When I first entered national level politics in this country in 1984 I was reported in the major daily newspapers 9 times. I read each of those articles carefully, and in one of them I could say that was something like what I talked to the reporter about, the other 8 bore no relationship that I could find to the discussion had.
After that experience it became clear to me that by reading newspapers I was becoming more ignorant, not less. Haven’t bought one since.
Very few institutions actively pursue diversity – most aim for conformity (religious, political, educational, legal, spiritual, scientific, …….).
As a child I cursed my inability to talk. I had a small flap of skin under my tongue that prevented me from making the sounds “r”, “t”, “l”, “d”,”j”,”n” and so my first teacher labelled me as a “retard” in front of my classmates. I was also the smallest kid in my class for most of my primary and secondary school years. I was 6 when they cut the flap of skin, and by 9 most of the speech impediments had gone. But that experience of social isolation, of being picked on, being rejected socially, allowed me to develop the intellectual habit of relying on my own judgement, and not trusting the establishment, or the group. It also meant I spent a lot of time in libraries reading as they were usually safe from the activity of bullies. It took me about 20 years to appreciate what a gift that actually was.
Social agreement is not a major driver for me. Nice when it happens, and almost incidental.
Making systems work is what drives me.
Creating systems that might actually stand a reasonable chance of delivering a safe environment for everyone who wants to to live as long as they choose.
So yes – the media is distorted. And from the deep systems perspective – why is that?
The answer is really simple, it is the natural outcome of a set of strategies based around market values and competition.
Human nature is complex. It has two major modalities – competitive or cooperative, and an infinite spectrum of mixes of those possible across time and context.
If one chooses to support cooperation over competition, and chooses to value human life and liberty above markets, universally – mine and everyone else’s, then that creates a very different set of strategic drivers and outcomes.
The thing to get is, any system of exchange must necessarily promote competition, rather than cooperation.

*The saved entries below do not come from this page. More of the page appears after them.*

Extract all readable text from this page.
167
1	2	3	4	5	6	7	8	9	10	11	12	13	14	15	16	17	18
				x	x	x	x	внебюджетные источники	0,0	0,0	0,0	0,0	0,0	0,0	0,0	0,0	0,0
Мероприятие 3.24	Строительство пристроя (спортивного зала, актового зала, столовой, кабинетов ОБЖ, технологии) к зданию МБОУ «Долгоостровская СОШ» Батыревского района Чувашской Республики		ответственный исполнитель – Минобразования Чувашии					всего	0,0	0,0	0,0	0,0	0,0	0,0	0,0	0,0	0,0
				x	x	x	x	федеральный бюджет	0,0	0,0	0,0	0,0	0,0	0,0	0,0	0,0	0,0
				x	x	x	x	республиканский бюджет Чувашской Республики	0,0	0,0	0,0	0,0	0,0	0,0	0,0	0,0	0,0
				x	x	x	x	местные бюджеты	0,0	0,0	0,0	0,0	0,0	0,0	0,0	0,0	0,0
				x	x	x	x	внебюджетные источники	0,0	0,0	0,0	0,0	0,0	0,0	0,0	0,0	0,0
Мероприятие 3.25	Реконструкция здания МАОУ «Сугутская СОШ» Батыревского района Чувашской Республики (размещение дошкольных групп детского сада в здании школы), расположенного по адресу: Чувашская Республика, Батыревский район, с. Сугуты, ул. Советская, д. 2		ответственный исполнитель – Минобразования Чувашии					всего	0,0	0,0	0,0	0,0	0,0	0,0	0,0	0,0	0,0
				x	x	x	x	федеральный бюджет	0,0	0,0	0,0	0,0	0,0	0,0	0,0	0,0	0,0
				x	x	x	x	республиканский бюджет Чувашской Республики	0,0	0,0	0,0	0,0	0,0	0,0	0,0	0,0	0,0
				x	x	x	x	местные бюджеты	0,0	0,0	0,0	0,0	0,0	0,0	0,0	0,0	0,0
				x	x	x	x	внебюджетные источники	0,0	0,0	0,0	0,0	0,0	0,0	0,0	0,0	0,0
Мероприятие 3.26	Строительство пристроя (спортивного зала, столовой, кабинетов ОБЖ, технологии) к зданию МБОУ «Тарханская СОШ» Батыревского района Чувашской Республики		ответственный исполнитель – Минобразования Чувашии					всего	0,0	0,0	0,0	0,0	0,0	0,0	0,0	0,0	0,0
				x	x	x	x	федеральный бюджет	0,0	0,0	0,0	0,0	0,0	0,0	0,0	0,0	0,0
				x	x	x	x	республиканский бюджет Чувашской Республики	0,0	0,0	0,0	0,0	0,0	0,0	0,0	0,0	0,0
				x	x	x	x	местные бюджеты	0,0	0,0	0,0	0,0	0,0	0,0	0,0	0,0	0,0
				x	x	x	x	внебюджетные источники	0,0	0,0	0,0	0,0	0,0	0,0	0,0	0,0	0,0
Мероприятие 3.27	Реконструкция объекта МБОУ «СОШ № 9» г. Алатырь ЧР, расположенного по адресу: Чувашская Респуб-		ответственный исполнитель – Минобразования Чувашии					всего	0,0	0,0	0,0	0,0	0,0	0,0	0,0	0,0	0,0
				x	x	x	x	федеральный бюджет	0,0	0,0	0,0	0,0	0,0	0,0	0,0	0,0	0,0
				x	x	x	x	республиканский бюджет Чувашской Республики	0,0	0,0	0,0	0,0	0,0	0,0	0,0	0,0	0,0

And competitive systems must promote winners and losers, and the majority of the population must end up losers.
Any system with losers is dangerous for everyone, because losers have nothing left to lose, and can use very high risk strategies.

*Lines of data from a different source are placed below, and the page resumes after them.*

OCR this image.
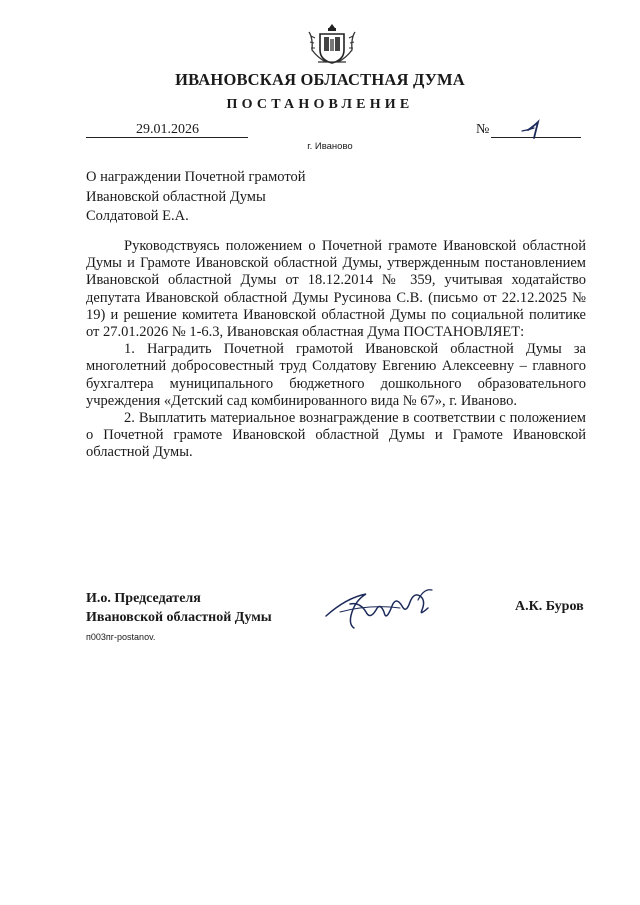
ИВАНОВСКАЯ ОБЛАСТНАЯ ДУМА
ПОСТАНОВЛЕНИЕ
29.01.2026	№
г. Иваново
О награждении Почетной грамотой
Ивановской областной Думы
Солдатовой Е.А.

Руководствуясь положением о Почетной грамоте Ивановской областной Думы и Грамоте Ивановской областной Думы, утвержденным постановлением Ивановской областной Думы от 18.12.2014 № 359, учитывая ходатайство депутата Ивановской областной Думы Русинова С.В. (письмо от 22.12.2025 № 19) и решение комитета Ивановской областной Думы по социальной политике от 27.01.2026 № 1-6.3, Ивановская областная Дума ПОСТАНОВЛЯЕТ:

1. Наградить Почетной грамотой Ивановской областной Думы за многолетний добросовестный труд Солдатову Евгению Алексеевну – главного бухгалтера муниципального бюджетного дошкольного образовательного учреждения «Детский сад комбинированного вида № 67», г. Иваново.

2. Выплатить материальное вознаграждение в соответствии с положением о Почетной грамоте Ивановской областной Думы и Грамоте Ивановской областной Думы.

И.о. Председателя
Ивановской областной Думы
А.К. Буров
п003пг-postanov.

In this deepest of strategic senses, security for anyone demands security for everyone.
Such security is impossible in a competitive market based (exchange based, scarcity based) system.
Such security is trivial in an automation based, abundance based, cooperative system; where the reasonable needs of everyone are met by fully automated systems, and such boundaries as are necessary are a matter of ongoing conversations.
No market based system can ever deliver such security.
No competitive system can ever deliver such security.
Complexity can only survive in a cooperative context – if the history of the evolution of life on this planet teaches us anything, it demonstrates that lesson in spades.
Democracy has many forms.
For the last 11 years I have been deeply involved in a community consensus governance process. Every decision taken by the group had to be agreed by all parties, commercial, recreational, conservation, traditional. Such things take time. The process can only work if there is a set of agreed values that everyone shares.
I am currently a candidate for mayor of my town, and will find out next week if enough people think I’m worth the risk.
You are not a lone voice.
There are a growing number of us, and there has been for many years.
40 years ago I found few people willing to have such conversations (less than 1% – significantly so).
Now I find most people are willing to engage (over 50%).
That is a huge change.
Still a considerable distance to go from conversation to action, and it is well down the path.